Mr. Speaker, yesterday the immigration minister told the House that the Federal Court ruling finding that his department misled Parliament was a “draft decision”. The minister knows full well the judgment was not draft at all. It was signed off on by the judge on Friday, distributed to all parties, and has even been posted on the court's website. The court's verdict was final.

Why did the minister try to mislead Parliament again?

Citizenship and Immigration
Oral Question Period

2:45 p.m.

Bourassa
Québec

Liberal

Denis Coderre Minister of Citizenship and Immigration

Mr. Speaker, I am so disappointed when lawyers do not follow laws and do not read the laws, so I will read it for her and for the rest of the people. Under section 74(d) of IRPA it states:

...in rendering judgment, the judge certifies that a serious question of general importance is involved and states the question.

That means that the process is not over. I will be able to comment after we have a certified question. But we never misled this Parliament.

Citizenship and Immigration
Oral Question Period

2:45 p.m.

Canadian Alliance

Diane Ablonczy Calgary—Nose Hill, AB

Mr. Speaker, the minister knows full well that the question the court ruled on was final. One would think that a minister of the crown that was caught red-handed by the Federal Court of Canada would hang his head in shame.

The judge's final findings stated that the minister misled Parliament, he tabled significantly incorrect numbers, and he took immigrants' money and failed to process their applications. Now he is trying to deny the court's verdict.

Why is this minister still holding high office?

Citizenship and Immigration
Oral Question Period

2:45 p.m.

Bourassa
Québec

Liberal

Denis Coderre Minister of Citizenship and Immigration

Mr. Speaker, credibility in politics is extremely important. Since they are in favour of bilingualism on the other side, I will read it in French.
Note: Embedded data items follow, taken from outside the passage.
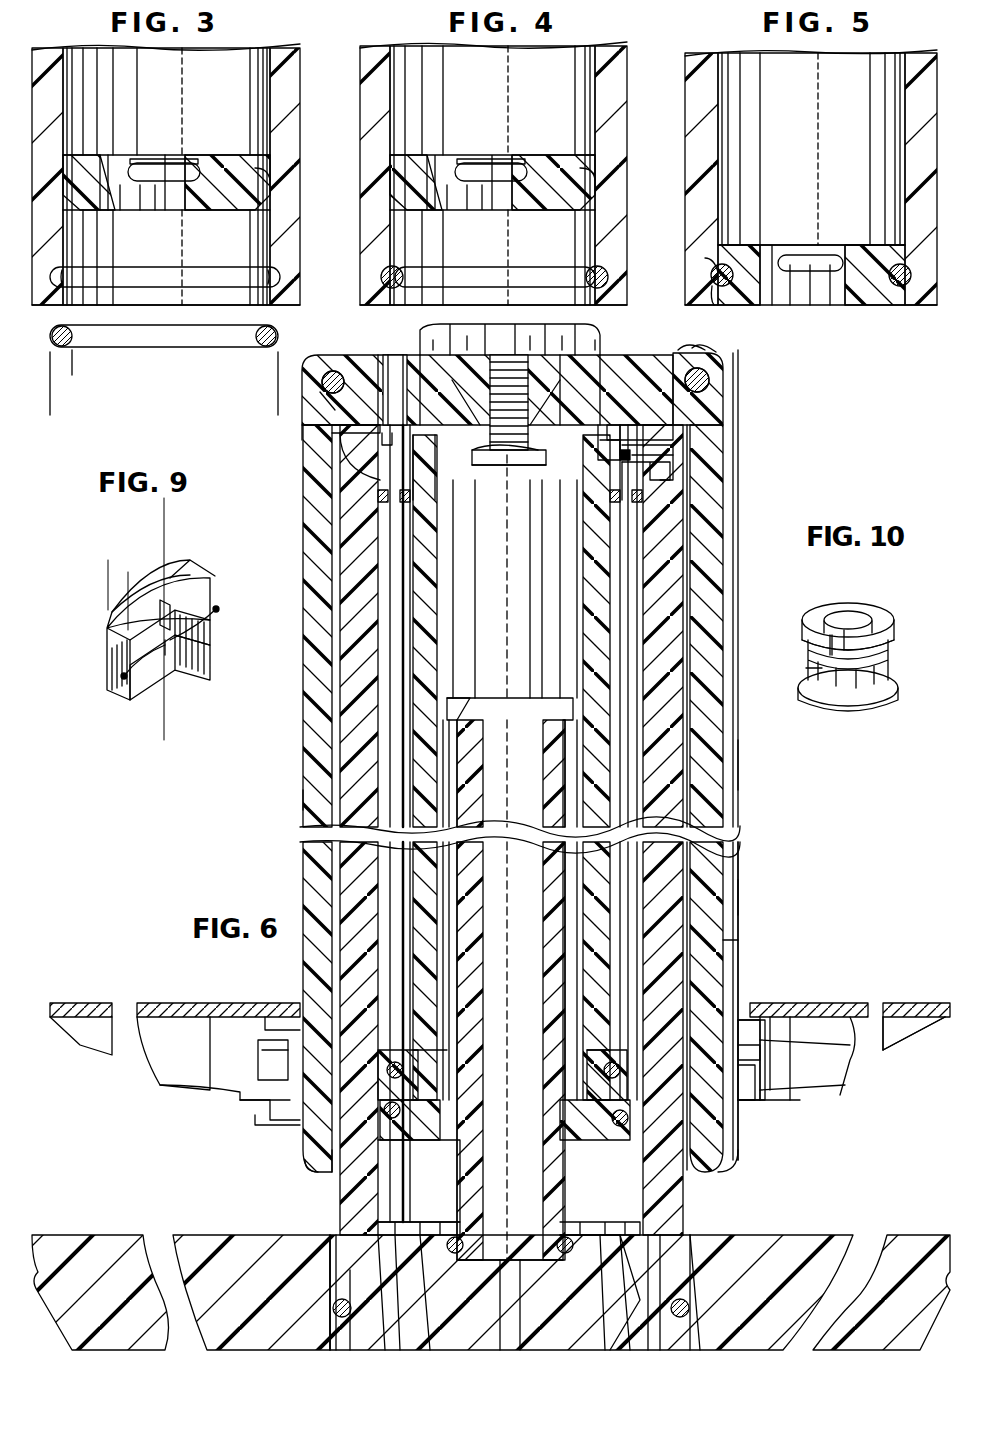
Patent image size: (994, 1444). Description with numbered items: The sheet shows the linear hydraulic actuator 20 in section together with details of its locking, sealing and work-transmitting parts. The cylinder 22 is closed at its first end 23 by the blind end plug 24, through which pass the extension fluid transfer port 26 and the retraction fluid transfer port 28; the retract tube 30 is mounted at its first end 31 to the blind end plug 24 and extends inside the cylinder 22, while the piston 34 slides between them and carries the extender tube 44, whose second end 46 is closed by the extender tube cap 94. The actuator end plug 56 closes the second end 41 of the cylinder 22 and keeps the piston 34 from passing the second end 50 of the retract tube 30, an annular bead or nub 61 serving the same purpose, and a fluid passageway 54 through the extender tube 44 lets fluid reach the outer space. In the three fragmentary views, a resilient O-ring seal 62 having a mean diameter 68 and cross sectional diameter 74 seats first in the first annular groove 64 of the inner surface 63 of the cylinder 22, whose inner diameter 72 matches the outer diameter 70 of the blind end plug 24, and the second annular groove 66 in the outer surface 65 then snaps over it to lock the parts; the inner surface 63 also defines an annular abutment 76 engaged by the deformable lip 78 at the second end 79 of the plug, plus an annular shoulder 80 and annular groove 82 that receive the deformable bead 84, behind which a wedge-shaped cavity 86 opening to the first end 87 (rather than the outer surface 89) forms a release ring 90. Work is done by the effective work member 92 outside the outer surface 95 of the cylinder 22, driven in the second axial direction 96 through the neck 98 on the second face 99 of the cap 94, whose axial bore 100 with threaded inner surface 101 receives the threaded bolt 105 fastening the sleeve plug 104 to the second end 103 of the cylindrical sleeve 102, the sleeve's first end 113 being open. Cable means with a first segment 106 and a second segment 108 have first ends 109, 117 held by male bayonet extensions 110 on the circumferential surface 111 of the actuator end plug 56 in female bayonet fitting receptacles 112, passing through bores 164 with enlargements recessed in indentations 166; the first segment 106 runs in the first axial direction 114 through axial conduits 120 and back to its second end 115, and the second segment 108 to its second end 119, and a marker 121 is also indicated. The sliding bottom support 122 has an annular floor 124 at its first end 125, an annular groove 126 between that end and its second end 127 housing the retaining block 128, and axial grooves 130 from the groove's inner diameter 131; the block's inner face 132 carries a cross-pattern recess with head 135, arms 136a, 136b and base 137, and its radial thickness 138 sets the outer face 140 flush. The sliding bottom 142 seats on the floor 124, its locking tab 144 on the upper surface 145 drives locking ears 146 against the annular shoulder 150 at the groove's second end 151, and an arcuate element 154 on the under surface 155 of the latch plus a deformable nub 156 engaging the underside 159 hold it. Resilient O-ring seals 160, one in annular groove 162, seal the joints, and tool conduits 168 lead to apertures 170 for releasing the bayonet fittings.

In FIG. 3, the linear hydraulic actuator 20 is at (305, 55).
In FIG. 4, the linear hydraulic actuator 20 is at (635, 55).
In FIG. 5, the linear hydraulic actuator 20 is at (916, 52).
In FIG. 6, the linear hydraulic actuator 20 is at (290, 797).
In FIG. 6, the cylinder 22 is at (320, 740).
In FIG. 3, the first end of the cylinder 23 is at (280, 305).
In FIG. 4, the first end of the cylinder 23 is at (384, 305).
In FIG. 5, the first end of the cylinder 23 is at (918, 308).
In FIG. 3, the blind end plug 24 is at (205, 160).
In FIG. 4, the blind end plug 24 is at (530, 160).
In FIG. 5, the blind end plug 24 is at (825, 250).
In FIG. 6, the blind end plug 24 is at (492, 1340).
In FIG. 6, the extension fluid transfer port 26 is at (450, 1340).
In FIG. 6, the retraction fluid transfer port 28 is at (524, 1340).
In FIG. 6, the retract tube 30 is at (470, 925).
In FIG. 6, the first end of the retract tube 31 is at (509, 1262).
In FIG. 6, the piston 34 is at (340, 1180).
In FIG. 6, the second end of the cylinder 41 is at (340, 427).
In FIG. 6, the extender tube 44 is at (425, 946).
In FIG. 6, the second end of the extender tube 46 is at (598, 420).
In FIG. 6, the second end of the retract tube 50 is at (543, 698).
In FIG. 6, the fluid passageway 54 is at (587, 1068).
In FIG. 6, the actuator end plug 56 is at (430, 468).
In FIG. 6, the annular bead or nub 61 is at (455, 700).
In FIG. 3, the resilient O-ring seal 62 is at (150, 340).
In FIG. 4, the resilient O-ring seal 62 is at (385, 280).
In FIG. 5, the resilient O-ring seal 62 is at (710, 283).
In FIG. 6, the resilient O-ring seal 62 is at (320, 383).
In FIG. 3, the inner surface of the cylinder 63 is at (272, 234).
In FIG. 4, the inner surface of the cylinder 63 is at (400, 56).
In FIG. 5, the inner surface of the cylinder 63 is at (730, 58).
In FIG. 6, the inner surface of the cylinder 63 is at (650, 1350).
In FIG. 3, the first annular groove 64 is at (172, 280).
In FIG. 4, the first annular groove 64 is at (392, 275).
In FIG. 5, the first annular groove 64 is at (712, 272).
In FIG. 6, the first annular groove 64 is at (710, 378).
In FIG. 3, the outer surface of the blind end plug 65 is at (255, 206).
In FIG. 4, the outer surface of the blind end plug 65 is at (580, 207).
In FIG. 5, the outer surface of the blind end plug 65 is at (893, 300).
In FIG. 6, the outer surface of the blind end plug 65 is at (712, 352).
In FIG. 3, the second annular groove 66 is at (268, 180).
In FIG. 4, the second annular groove 66 is at (594, 180).
In FIG. 5, the second annular groove 66 is at (705, 262).
In FIG. 6, the second annular groove 66 is at (325, 405).
In FIG. 3, the mean diameter of the O-ring seal 68 is at (50, 400).
In FIG. 3, the outer diameter of the blind end plug 70 is at (290, 160).
In FIG. 3, the inner diameter of the cylinder 72 is at (65, 90).
In FIG. 3, the cross sectional diameter of the O-ring 74 is at (72, 365).
In FIG. 6, the annular abutment 76 is at (380, 1228).
In FIG. 6, the annular deformable lip 78 is at (660, 1225).
In FIG. 6, the second end of the blind end plug 79 is at (410, 1200).
In FIG. 6, the annular shoulder 80 is at (660, 1300).
In FIG. 6, the annular groove 82 is at (660, 1300).
In FIG. 6, the annular deformable bead 84 is at (650, 1280).
In FIG. 6, the cavity 86 is at (595, 1340).
In FIG. 6, the first end of the male component 87 is at (392, 1330).
In FIG. 6, the outer surface of the male component 89 is at (358, 1340).
In FIG. 6, the release ring 90 is at (630, 1340).
In FIG. 6, the effective work member 92 is at (178, 990).
In FIG. 6, the extender tube cap 94 is at (555, 400).
In FIG. 6, the outer surface of the cylinder 95 is at (700, 596).
In FIG. 6, the second axial direction 96 is at (768, 740).
In FIG. 6, the neck 98 is at (560, 390).
In FIG. 6, the second face of the extender tube cap 99 is at (490, 380).
In FIG. 6, the axial bore 100 is at (538, 452).
In FIG. 6, the inner surface of the axial bore 101 is at (487, 468).
In FIG. 6, the cylindrical sleeve 102 is at (345, 870).
In FIG. 6, the second end of the sleeve 103 is at (312, 357).
In FIG. 6, the sleeve plug 104 is at (720, 392).
In FIG. 6, the threaded bolt 105 is at (590, 333).
In FIG. 6, the first segment of the cable means 106 is at (742, 848).
In FIG. 6, the second segment of the cable means 108 is at (740, 1160).
In FIG. 6, the first end of the first segment 109 is at (632, 455).
In FIG. 6, the male bayonet extensions 110 is at (650, 475).
In FIG. 6, the circumferential surface of the actuator end plug 111 is at (640, 490).
In FIG. 6, the female bayonet fitting receptacles 112 is at (675, 432).
In FIG. 6, the first end of the sleeve 113 is at (306, 1165).
In FIG. 6, the first axial direction 114 is at (808, 840).
In FIG. 9, the second end of the first segment 115 is at (120, 677).
In FIG. 6, the second end of the first segment 115 is at (762, 1080).
In FIG. 6, the first end of the second segment 117 is at (675, 468).
In FIG. 6, the second end of the second segment 119 is at (770, 1108).
In FIG. 6, the axial conduits 120 is at (688, 350).
In FIG. 6, the shell section 121 is at (740, 943).
In FIG. 10, the sliding bottom support 122 is at (908, 648).
In FIG. 6, the sliding bottom support 122 is at (770, 1110).
In FIG. 10, the annular floor 124 is at (898, 690).
In FIG. 6, the annular floor 124 is at (268, 1100).
In FIG. 10, the first end of the sliding bottom support 125 is at (860, 700).
In FIG. 6, the first end of the sliding bottom support 125 is at (260, 1125).
In FIG. 10, the annular groove 126 is at (826, 690).
In FIG. 6, the annular groove 126 is at (200, 1095).
In FIG. 10, the second end of the sliding bottom support 127 is at (868, 604).
In FIG. 6, the second end of the sliding bottom support 127 is at (290, 1002).
In FIG. 9, the retaining block 128 is at (213, 590).
In FIG. 6, the retaining block 128 is at (762, 1105).
In FIG. 10, the axial grooves 130 is at (818, 640).
In FIG. 6, the axial grooves 130 is at (840, 1060).
In FIG. 10, the inner diameter of the annular groove 131 is at (806, 668).
In FIG. 6, the inner diameter of the annular groove 131 is at (258, 1080).
In FIG. 9, the inner face of the retaining block 132 is at (202, 655).
In FIG. 9, the head of the cross-pattern 135 is at (175, 600).
In FIG. 9, the arm of the cross-pattern 136a is at (145, 690).
In FIG. 9, the other arm of the cross-pattern 136b is at (210, 635).
In FIG. 9, the base of the cross-pattern recess 137 is at (170, 655).
In FIG. 9, the radial thickness of the retaining block 138 is at (120, 572).
In FIG. 9, the outer face of the retaining block 140 is at (148, 592).
In FIG. 6, the sliding bottom 142 is at (898, 1040).
In FIG. 6, the locking tab 144 is at (790, 1022).
In FIG. 6, the upper surface of the sliding bottom 145 is at (930, 1003).
In FIG. 6, the locking ears 146 is at (790, 1098).
In FIG. 6, the annular shoulder 150 is at (260, 1052).
In FIG. 6, the second end of the annular groove 151 is at (262, 1050).
In FIG. 6, the arcuate element 154 is at (800, 1003).
In FIG. 6, the under surface of the locking latch 155 is at (795, 1020).
In FIG. 6, the deformable nub 156 is at (862, 1003).
In FIG. 6, the underside of the sliding bottom 159 is at (925, 1020).
In FIG. 6, the resilient O-ring seals 160 is at (625, 495).
In FIG. 6, the annular groove 162 is at (620, 495).
In FIG. 6, the bores 164 is at (670, 445).
In FIG. 6, the indentations 166 is at (618, 490).
In FIG. 6, the tool conduits 168 is at (386, 440).
In FIG. 6, the apertures 170 is at (378, 450).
Paragraph 74(d) of the act states that:

In rendering judgment, the judge certifies that a serious question of general importance is involved and states the question.

That means that the court has not made a final decision given that Judge Kelen requested that the parties ask other questions to see if this case could be appealed.

I do not know how she got her degree, but she should do her homework once and for all.

Port Facilities
Oral Question Period

2:45 p.m.

Bloc

Mario Laframboise Argenteuil—Papineau—Mirabel, QC

Mr. Speaker, port divestiture is in full swing, and the Minister of Transport has already transferred 80% of all port facilities throughout Canada.

Oddly enough, although Quebec showed an interest in acquiring 10 ports, Ottawa let negotiations drag on, and today the Minister of Transport has announced that the program will end on March 31.

How can the minister explain that he had all the funds needed for the other Canadian provinces, and that he is terminating the program when Quebec is the one involved?